Mes peintures, j’espère que vous viendrez les voir. Mais je les ai faites pour qui ? Pour quoi ? Je le sais et je ne le sais pas. Je sais que je les ai faites dans l’espoir de déclencher, chez une personne au moins, le bonheur que j’éprouve quand vient mon tour d’être spectateur. Souvent, devant cette lumière, cette chaleur, cette joie que m’apporte un livre, une musique, je me dis : moi aussi, en tant qu’artiste, je voudrais pouvoir en donner autant, créer aussi de ce bonheur que cet artiste-là m’a donné. Bonheur pas dans le sens mièvre : dans le sens d’accéder soudain à quelque chose qui nous fait nous sentir plus humain. Moins poussière indifférente dans le cosmos. Rien que ça.

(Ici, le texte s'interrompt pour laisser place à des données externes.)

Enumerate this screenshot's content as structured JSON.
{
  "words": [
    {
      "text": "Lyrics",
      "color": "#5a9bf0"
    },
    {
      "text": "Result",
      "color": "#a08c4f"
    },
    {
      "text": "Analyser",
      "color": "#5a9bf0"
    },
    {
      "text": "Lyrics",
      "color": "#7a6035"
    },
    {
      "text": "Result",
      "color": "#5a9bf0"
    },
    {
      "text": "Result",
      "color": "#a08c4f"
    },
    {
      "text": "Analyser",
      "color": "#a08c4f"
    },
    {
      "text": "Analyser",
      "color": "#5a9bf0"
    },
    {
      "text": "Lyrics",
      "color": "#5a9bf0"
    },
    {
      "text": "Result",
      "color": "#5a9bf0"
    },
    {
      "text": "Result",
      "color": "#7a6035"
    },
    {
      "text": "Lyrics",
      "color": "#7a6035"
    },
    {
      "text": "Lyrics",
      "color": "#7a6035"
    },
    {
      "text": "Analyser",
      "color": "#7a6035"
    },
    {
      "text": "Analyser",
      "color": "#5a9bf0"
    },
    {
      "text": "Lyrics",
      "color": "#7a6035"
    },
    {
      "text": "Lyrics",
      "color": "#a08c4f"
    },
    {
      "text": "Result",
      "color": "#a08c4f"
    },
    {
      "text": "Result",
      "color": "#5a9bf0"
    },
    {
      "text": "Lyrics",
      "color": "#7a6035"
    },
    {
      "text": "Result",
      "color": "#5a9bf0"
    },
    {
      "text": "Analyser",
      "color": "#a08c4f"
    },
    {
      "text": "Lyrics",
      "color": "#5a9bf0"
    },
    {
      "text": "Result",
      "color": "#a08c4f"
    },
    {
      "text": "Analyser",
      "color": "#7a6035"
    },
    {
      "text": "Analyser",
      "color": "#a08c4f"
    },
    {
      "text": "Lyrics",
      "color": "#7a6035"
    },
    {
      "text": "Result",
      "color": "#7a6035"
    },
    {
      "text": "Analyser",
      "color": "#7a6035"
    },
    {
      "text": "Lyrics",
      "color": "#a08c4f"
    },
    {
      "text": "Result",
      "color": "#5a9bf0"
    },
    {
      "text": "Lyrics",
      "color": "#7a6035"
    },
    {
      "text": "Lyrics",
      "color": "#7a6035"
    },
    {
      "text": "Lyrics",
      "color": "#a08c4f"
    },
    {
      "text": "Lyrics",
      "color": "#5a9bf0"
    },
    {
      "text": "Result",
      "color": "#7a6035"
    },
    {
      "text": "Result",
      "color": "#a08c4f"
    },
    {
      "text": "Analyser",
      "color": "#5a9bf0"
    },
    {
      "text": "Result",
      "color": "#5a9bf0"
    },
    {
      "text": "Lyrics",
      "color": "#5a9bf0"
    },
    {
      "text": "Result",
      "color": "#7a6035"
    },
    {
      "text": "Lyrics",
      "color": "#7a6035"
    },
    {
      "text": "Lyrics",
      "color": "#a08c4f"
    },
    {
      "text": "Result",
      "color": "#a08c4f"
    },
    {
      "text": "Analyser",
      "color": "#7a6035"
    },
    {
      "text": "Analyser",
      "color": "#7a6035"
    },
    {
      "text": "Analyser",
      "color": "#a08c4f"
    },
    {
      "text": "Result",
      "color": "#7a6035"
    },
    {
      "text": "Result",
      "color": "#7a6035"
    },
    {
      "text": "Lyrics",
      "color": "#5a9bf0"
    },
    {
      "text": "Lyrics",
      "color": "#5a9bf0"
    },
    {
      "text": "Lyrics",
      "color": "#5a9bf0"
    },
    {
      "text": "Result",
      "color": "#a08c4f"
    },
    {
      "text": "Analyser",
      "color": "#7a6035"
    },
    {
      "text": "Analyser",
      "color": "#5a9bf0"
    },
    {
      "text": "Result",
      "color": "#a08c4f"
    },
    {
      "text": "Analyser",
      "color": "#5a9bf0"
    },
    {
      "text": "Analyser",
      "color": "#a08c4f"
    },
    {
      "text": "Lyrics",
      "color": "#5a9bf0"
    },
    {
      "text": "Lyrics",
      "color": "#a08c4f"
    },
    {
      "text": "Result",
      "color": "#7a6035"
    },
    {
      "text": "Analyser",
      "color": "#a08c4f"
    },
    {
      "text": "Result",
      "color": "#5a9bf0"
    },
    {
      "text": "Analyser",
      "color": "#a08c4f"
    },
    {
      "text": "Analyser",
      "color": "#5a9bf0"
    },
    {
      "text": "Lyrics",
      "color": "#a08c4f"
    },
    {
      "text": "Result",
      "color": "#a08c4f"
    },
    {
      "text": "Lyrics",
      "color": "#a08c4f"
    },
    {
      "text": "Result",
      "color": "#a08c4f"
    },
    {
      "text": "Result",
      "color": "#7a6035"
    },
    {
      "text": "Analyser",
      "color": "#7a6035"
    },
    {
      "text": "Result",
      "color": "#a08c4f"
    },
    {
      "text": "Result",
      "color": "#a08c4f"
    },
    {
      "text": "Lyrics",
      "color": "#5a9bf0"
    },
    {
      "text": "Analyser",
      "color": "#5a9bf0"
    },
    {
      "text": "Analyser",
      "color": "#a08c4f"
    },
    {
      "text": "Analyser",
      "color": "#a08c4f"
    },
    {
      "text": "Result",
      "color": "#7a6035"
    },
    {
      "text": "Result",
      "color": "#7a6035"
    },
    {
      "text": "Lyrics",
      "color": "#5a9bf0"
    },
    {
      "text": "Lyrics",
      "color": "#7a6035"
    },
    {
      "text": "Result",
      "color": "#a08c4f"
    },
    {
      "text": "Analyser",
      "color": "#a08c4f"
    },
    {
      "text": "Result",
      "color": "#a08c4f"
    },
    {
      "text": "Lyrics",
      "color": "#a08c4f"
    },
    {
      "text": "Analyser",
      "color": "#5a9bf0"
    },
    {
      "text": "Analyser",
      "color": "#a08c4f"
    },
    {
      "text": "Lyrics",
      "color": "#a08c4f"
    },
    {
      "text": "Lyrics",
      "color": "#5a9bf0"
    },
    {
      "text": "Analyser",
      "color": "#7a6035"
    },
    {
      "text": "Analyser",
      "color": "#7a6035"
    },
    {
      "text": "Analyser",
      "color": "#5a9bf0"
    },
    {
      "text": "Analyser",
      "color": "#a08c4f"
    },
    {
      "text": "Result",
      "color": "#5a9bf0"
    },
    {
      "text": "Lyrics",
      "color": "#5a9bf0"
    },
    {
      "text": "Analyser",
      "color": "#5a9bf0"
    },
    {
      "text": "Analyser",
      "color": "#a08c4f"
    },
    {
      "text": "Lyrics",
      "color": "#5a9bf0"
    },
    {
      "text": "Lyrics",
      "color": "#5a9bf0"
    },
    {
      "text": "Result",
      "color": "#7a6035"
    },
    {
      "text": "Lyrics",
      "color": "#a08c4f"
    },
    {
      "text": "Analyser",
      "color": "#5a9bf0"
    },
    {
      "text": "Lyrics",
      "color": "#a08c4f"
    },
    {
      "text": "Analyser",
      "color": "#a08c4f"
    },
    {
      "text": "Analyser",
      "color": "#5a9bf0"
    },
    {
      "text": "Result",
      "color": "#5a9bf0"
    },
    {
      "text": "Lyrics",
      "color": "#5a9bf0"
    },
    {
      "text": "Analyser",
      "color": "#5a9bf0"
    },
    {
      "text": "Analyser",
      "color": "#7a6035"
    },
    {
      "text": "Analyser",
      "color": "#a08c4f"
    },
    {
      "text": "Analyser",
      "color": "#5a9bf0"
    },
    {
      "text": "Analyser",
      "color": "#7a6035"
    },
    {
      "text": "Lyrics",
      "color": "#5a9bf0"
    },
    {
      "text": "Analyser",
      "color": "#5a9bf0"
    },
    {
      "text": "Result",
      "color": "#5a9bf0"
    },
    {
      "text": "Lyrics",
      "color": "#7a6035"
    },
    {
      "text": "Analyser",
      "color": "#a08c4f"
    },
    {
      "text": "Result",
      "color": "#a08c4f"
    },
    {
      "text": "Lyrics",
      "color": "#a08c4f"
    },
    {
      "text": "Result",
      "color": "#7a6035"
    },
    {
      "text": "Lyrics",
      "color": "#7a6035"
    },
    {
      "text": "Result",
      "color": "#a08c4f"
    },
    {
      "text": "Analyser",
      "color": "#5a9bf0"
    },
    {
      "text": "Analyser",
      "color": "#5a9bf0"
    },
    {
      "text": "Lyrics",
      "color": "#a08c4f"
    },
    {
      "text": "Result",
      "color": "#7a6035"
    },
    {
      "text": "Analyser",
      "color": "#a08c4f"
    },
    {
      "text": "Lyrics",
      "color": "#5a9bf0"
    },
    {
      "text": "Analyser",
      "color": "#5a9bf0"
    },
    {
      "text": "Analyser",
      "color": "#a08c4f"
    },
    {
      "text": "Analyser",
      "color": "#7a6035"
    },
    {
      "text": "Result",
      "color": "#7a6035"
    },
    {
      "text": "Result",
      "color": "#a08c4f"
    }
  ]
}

Je les ai faites pour où, ces peintures ? Je les ai faites pour des maisons. Pour qu’elles soient des peintures de compagnie, et accueillantes. Images fixes et paisibles, compagnes amicales et discrètes qui permettent à l’esprit de s’arrêter, se reposer, se livrer à la contemplation. La contemplation, c’est le regard à l’abri de l’agression, de l’indifférence et du racolage. C’est le regard libre et léger.
Je les ai faites pour cela, mes peintures. Qu’une seule d’elle touche une seule personne et j’aurai déjà eu raison d’être peintre.
3 décembre 2002 au 4 janvier 2003, exposition à la Galerie Maurice Ravel, Paris 12e.